11-18 Vol. 3A
MEMORY CACHE CONTROL
11.5.6
L1 Data Cache Context Mode
L1 data cache context mode is a feature of processors based on the Intel NetBurst microarchitecture that support
Intel Hyper-Threading Technology. When CPUID.1:ECX[bit 10] = 1, the processor supports setting L1 data cache
context mode using the L1 data cache context mode flag ( IA32_MISC_ENABLE[bit 24] ). Selectable modes are
adaptive mode (default) and shared mode.
The BIOS is responsible for configuring the L1 data cache context mode.
11.5.6.1 Adaptive Mode
Adaptive mode facilitates L1 data cache sharing between logical processors. When running in adaptive mode, the
L1 data cache is shared across logical processors in the same core if:
•
CR3 control registers for logical processors sharing the cache are identical.
•
The same paging mode is used by logical processors sharing the cache.
In this situation, the entire L1 data cache is available to each logical processor (instead of being competitively
shared).
If CR3 values are different for the logical processors sharing an L1 data cache or the logical processors use different
paging modes, processors compete for cache resources. This reduces the effective size of the cache for each logical
processor. Aliasing of the cache is not allowed (which prevents data thrashing).
11.5.6.2 Shared Mode
In shared mode, the L1 data cache is competitively shared between logical processors. This is true even if the
logical processors use identical CR3 registers and paging modes.
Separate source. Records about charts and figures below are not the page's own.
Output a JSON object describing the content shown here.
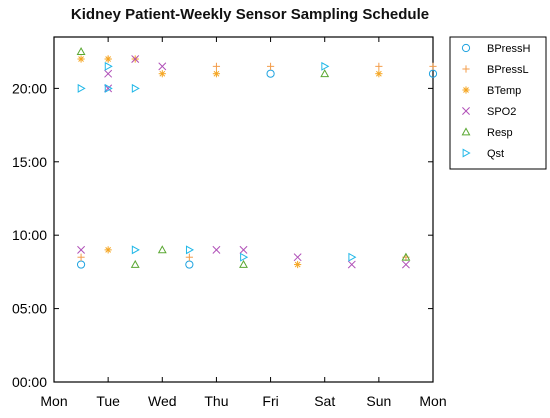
{
  "chart_data": {
    "type": "scatter",
    "title": "Kidney Patient-Weekly Sensor Sampling Schedule",
    "xlabel": "",
    "ylabel": "",
    "x_ticks": [
      "Mon",
      "Tue",
      "Wed",
      "Thu",
      "Fri",
      "Sat",
      "Sun",
      "Mon"
    ],
    "y_ticks": [
      "00:00",
      "05:00",
      "10:00",
      "15:00",
      "20:00"
    ],
    "x_range": [
      0,
      7
    ],
    "y_range_hours": [
      0,
      23.5
    ],
    "grid": false,
    "legend_position": "right, outside plot",
    "series": [
      {
        "name": "BPressH",
        "marker": "circle",
        "color": "#1fa3e0",
        "points": [
          {
            "day": 0.5,
            "hour": 8.0
          },
          {
            "day": 2.5,
            "hour": 8.0
          },
          {
            "day": 4.0,
            "hour": 21.0
          },
          {
            "day": 7.0,
            "hour": 21.0
          }
        ]
      },
      {
        "name": "BPressL",
        "marker": "plus",
        "color": "#f39c4a",
        "points": [
          {
            "day": 0.5,
            "hour": 8.5
          },
          {
            "day": 1.0,
            "hour": 22.0
          },
          {
            "day": 2.5,
            "hour": 8.5
          },
          {
            "day": 3.0,
            "hour": 21.5
          },
          {
            "day": 4.0,
            "hour": 21.5
          },
          {
            "day": 6.0,
            "hour": 21.5
          },
          {
            "day": 6.5,
            "hour": 8.5
          },
          {
            "day": 7.0,
            "hour": 21.5
          }
        ]
      },
      {
        "name": "BTemp",
        "marker": "asterisk",
        "color": "#f5a623",
        "points": [
          {
            "day": 0.5,
            "hour": 22.0
          },
          {
            "day": 1.0,
            "hour": 9.0
          },
          {
            "day": 1.0,
            "hour": 22.0
          },
          {
            "day": 1.5,
            "hour": 22.0
          },
          {
            "day": 2.0,
            "hour": 21.0
          },
          {
            "day": 3.0,
            "hour": 21.0
          },
          {
            "day": 4.5,
            "hour": 8.0
          },
          {
            "day": 6.0,
            "hour": 21.0
          }
        ]
      },
      {
        "name": "SPO2",
        "marker": "x",
        "color": "#b050b8",
        "points": [
          {
            "day": 0.5,
            "hour": 9.0
          },
          {
            "day": 1.0,
            "hour": 21.0
          },
          {
            "day": 1.0,
            "hour": 20.0
          },
          {
            "day": 1.5,
            "hour": 22.0
          },
          {
            "day": 2.0,
            "hour": 21.5
          },
          {
            "day": 3.0,
            "hour": 9.0
          },
          {
            "day": 3.5,
            "hour": 9.0
          },
          {
            "day": 4.5,
            "hour": 8.5
          },
          {
            "day": 5.5,
            "hour": 8.0
          },
          {
            "day": 6.5,
            "hour": 8.0
          }
        ]
      },
      {
        "name": "Resp",
        "marker": "triangle-up",
        "color": "#5aa832",
        "points": [
          {
            "day": 0.5,
            "hour": 22.5
          },
          {
            "day": 1.5,
            "hour": 8.0
          },
          {
            "day": 2.0,
            "hour": 9.0
          },
          {
            "day": 3.5,
            "hour": 8.0
          },
          {
            "day": 5.0,
            "hour": 21.0
          },
          {
            "day": 6.5,
            "hour": 8.5
          }
        ]
      },
      {
        "name": "Qst",
        "marker": "triangle-right",
        "color": "#22b8e8",
        "points": [
          {
            "day": 0.5,
            "hour": 20.0
          },
          {
            "day": 1.0,
            "hour": 20.0
          },
          {
            "day": 1.0,
            "hour": 21.5
          },
          {
            "day": 1.5,
            "hour": 20.0
          },
          {
            "day": 1.5,
            "hour": 9.0
          },
          {
            "day": 2.5,
            "hour": 9.0
          },
          {
            "day": 3.5,
            "hour": 8.5
          },
          {
            "day": 5.0,
            "hour": 21.5
          },
          {
            "day": 5.5,
            "hour": 8.5
          }
        ]
      }
    ]
  }
}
In shared mode, linear addresses in the L1 data cache can be aliased, meaning that one linear address in the cache
can point to different physical locations. The mechanism for resolving aliasing can lead to thrashing. For this
reason, IA32_MISC_ENABLE[bit 24] = 0 is the preferred configuration for processors based on the Intel NetBurst
microarchitecture that support Intel Hyper-Threading Technology.
11.6 SELF-MODIFYING
CODE
A write to a memory location in a code segment that is currently cached in the processor causes the associated
cache line (or lines) to be invalidated. This check is based on the physical address of the instruction. In addition,
the P6 family and Pentium processors check whether a write to a code segment may modify an instruction that has
been prefetched for execution. If the write affects a prefetched instruction, the prefetch queue is invalidated. This
latter check is based on the linear address of the instruction. For the Pentium 4 and Intel Xeon processors, a write
or a snoop of an instruction in a code segment, where the target instruction is already decoded and resident in the
trace cache, invalidates the entire trace cache. The latter behavior means that programs that self-modify code can
cause severe degradation of performance when run on the Pentium 4 and Intel Xeon processors.
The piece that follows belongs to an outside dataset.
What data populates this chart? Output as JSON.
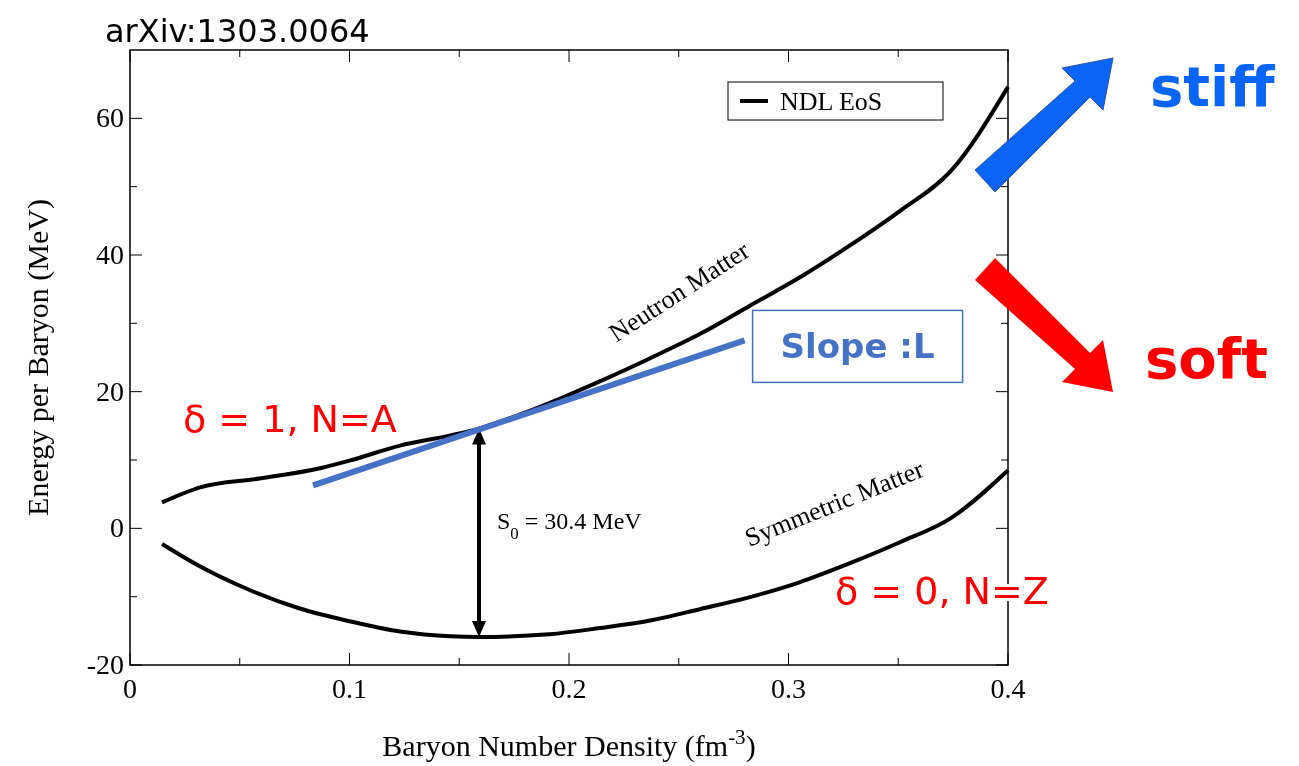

In practice, the check on linear addresses should not create compatibility problems among IA-32 processors. Appli-
cations that include self-modifying code use the same linear address for modifying and fetching the instruction.
Systems software, such as a debugger, that might possibly modify an instruction using a different linear address
than that used to fetch the instruction, will execute a serializing operation, such as a CPUID instruction, before the
modified instruction is executed, which will automatically resynchronize the instruction cache and prefetch queue.
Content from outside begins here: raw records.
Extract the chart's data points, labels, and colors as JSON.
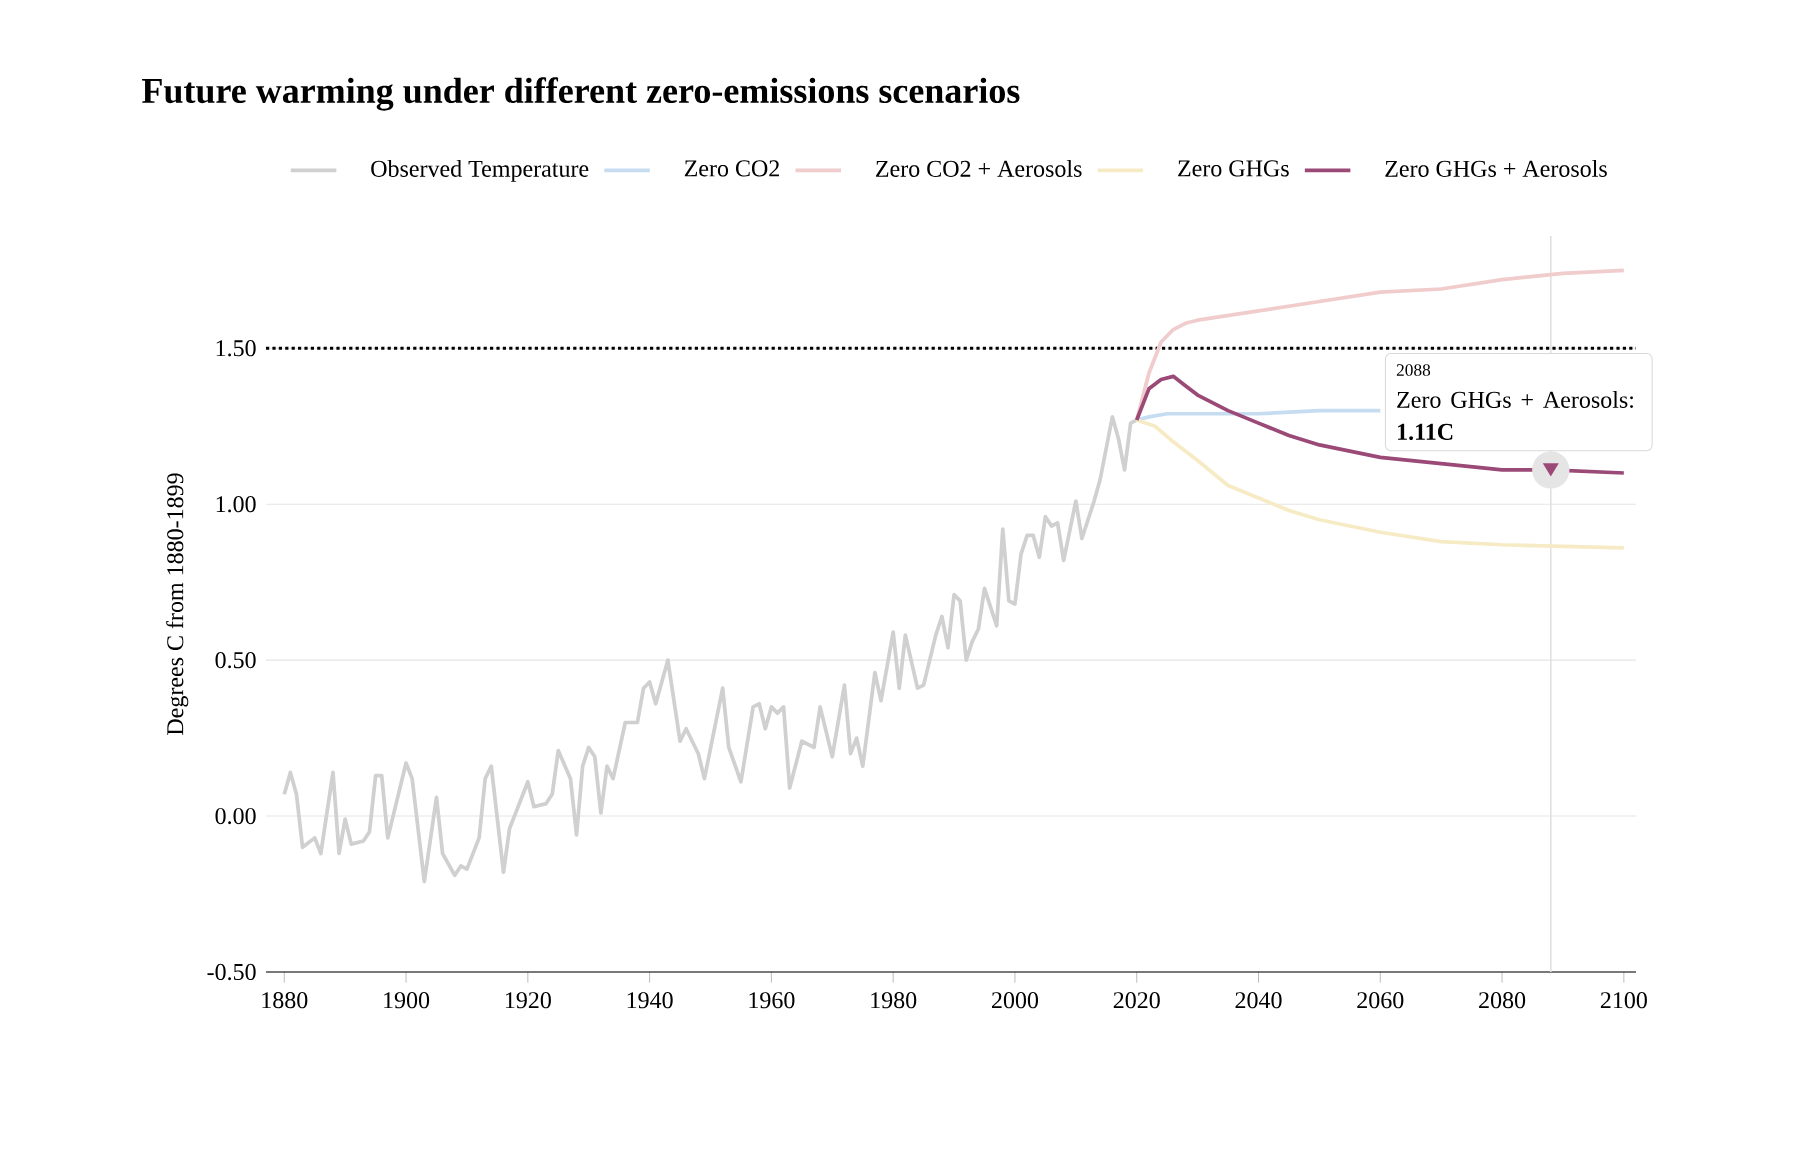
{
  "chart_data": {
    "type": "line",
    "title": "Future warming under different zero-emissions scenarios",
    "ylabel": "Degrees C from 1880-1899",
    "xlim": [
      1877,
      2102
    ],
    "ylim": [
      -0.5,
      1.86
    ],
    "xticks": [
      1880,
      1900,
      1920,
      1940,
      1960,
      1980,
      2000,
      2020,
      2040,
      2060,
      2080,
      2100
    ],
    "yticks": [
      {
        "value": -0.5,
        "label": "-0.50"
      },
      {
        "value": 0,
        "label": "0.00"
      },
      {
        "value": 0.5,
        "label": "0.50"
      },
      {
        "value": 1.0,
        "label": "1.00"
      },
      {
        "value": 1.5,
        "label": "1.50"
      }
    ],
    "grid": "y",
    "legend": "top",
    "series": [
      {
        "name": "Observed Temperature",
        "color": "#d0d0d0",
        "x": [
          1880,
          1881,
          1882,
          1883,
          1885,
          1886,
          1888,
          1889,
          1890,
          1891,
          1893,
          1894,
          1895,
          1896,
          1897,
          1900,
          1901,
          1903,
          1905,
          1906,
          1908,
          1909,
          1910,
          1912,
          1913,
          1914,
          1916,
          1917,
          1920,
          1921,
          1923,
          1924,
          1925,
          1927,
          1928,
          1929,
          1930,
          1931,
          1932,
          1933,
          1934,
          1936,
          1938,
          1939,
          1940,
          1941,
          1943,
          1945,
          1946,
          1948,
          1949,
          1952,
          1953,
          1955,
          1957,
          1958,
          1959,
          1960,
          1961,
          1962,
          1963,
          1965,
          1967,
          1968,
          1970,
          1972,
          1973,
          1974,
          1975,
          1977,
          1978,
          1980,
          1981,
          1982,
          1984,
          1985,
          1986,
          1987,
          1988,
          1989,
          1990,
          1991,
          1992,
          1993,
          1994,
          1995,
          1997,
          1998,
          1999,
          2000,
          2001,
          2002,
          2003,
          2004,
          2005,
          2006,
          2007,
          2008,
          2010,
          2011,
          2013,
          2014,
          2016,
          2017,
          2018,
          2019,
          2020
        ],
        "values": [
          0.07,
          0.14,
          0.07,
          -0.1,
          -0.07,
          -0.12,
          0.14,
          -0.12,
          -0.01,
          -0.09,
          -0.08,
          -0.05,
          0.13,
          0.13,
          -0.07,
          0.17,
          0.12,
          -0.21,
          0.06,
          -0.12,
          -0.19,
          -0.16,
          -0.17,
          -0.07,
          0.12,
          0.16,
          -0.18,
          -0.04,
          0.11,
          0.03,
          0.04,
          0.07,
          0.21,
          0.12,
          -0.06,
          0.16,
          0.22,
          0.19,
          0.01,
          0.16,
          0.12,
          0.3,
          0.3,
          0.41,
          0.43,
          0.36,
          0.5,
          0.24,
          0.28,
          0.2,
          0.12,
          0.41,
          0.22,
          0.11,
          0.35,
          0.36,
          0.28,
          0.35,
          0.33,
          0.35,
          0.09,
          0.24,
          0.22,
          0.35,
          0.19,
          0.42,
          0.2,
          0.25,
          0.16,
          0.46,
          0.37,
          0.59,
          0.41,
          0.58,
          0.41,
          0.42,
          0.5,
          0.58,
          0.64,
          0.54,
          0.71,
          0.69,
          0.5,
          0.56,
          0.6,
          0.73,
          0.61,
          0.92,
          0.69,
          0.68,
          0.84,
          0.9,
          0.9,
          0.83,
          0.96,
          0.93,
          0.94,
          0.82,
          1.01,
          0.89,
          1.01,
          1.08,
          1.28,
          1.21,
          1.11,
          1.26,
          1.27
        ]
      },
      {
        "name": "Zero CO2",
        "color": "#c6dcf0",
        "x": [
          2020,
          2022,
          2025,
          2030,
          2040,
          2050,
          2060
        ],
        "values": [
          1.27,
          1.28,
          1.29,
          1.29,
          1.29,
          1.3,
          1.3
        ]
      },
      {
        "name": "Zero CO2 + Aerosols",
        "color": "#f0cccc",
        "x": [
          2020,
          2022,
          2024,
          2026,
          2028,
          2030,
          2040,
          2050,
          2060,
          2070,
          2080,
          2090,
          2100
        ],
        "values": [
          1.27,
          1.42,
          1.52,
          1.56,
          1.58,
          1.59,
          1.62,
          1.65,
          1.68,
          1.69,
          1.72,
          1.74,
          1.75
        ]
      },
      {
        "name": "Zero GHGs",
        "color": "#f6ebc4",
        "x": [
          2020,
          2023,
          2026,
          2030,
          2035,
          2040,
          2045,
          2050,
          2060,
          2070,
          2080,
          2100
        ],
        "values": [
          1.27,
          1.25,
          1.2,
          1.14,
          1.06,
          1.02,
          0.98,
          0.95,
          0.91,
          0.88,
          0.87,
          0.86
        ]
      },
      {
        "name": "Zero GHGs + Aerosols",
        "color": "#9b4a78",
        "x": [
          2020,
          2022,
          2024,
          2026,
          2028,
          2030,
          2035,
          2040,
          2045,
          2050,
          2055,
          2060,
          2070,
          2080,
          2088,
          2100
        ],
        "values": [
          1.27,
          1.37,
          1.4,
          1.41,
          1.38,
          1.35,
          1.3,
          1.26,
          1.22,
          1.19,
          1.17,
          1.15,
          1.13,
          1.11,
          1.11,
          1.1
        ]
      }
    ],
    "ref_lines": [
      {
        "axis": "y",
        "value": 1.5,
        "color": "#000000",
        "line_style": "dotted"
      },
      {
        "axis": "x",
        "value": 2088,
        "color": "#e0e0e0",
        "line_style": "solid"
      }
    ],
    "annotations": [
      "2088",
      {
        "text": "Zero GHGs + Aerosols: **1.11C**",
        "x": 2088,
        "y": 1.11
      }
    ]
  }
}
(See Section 8.1.3, “Handling Self- and Cross-Modifying Code,” for more information about the use of self-modi-
fying code.)
For Intel486 processors, a write to an instruction in the cache will modify it in both the cache and memory, but if
the instruction was prefetched before the write, the old version of the instruction could be the one executed. To
prevent the old instruction from being executed, flush the instruction prefetch unit by coding a jump instruction
immediately after any write that modifies an instruction.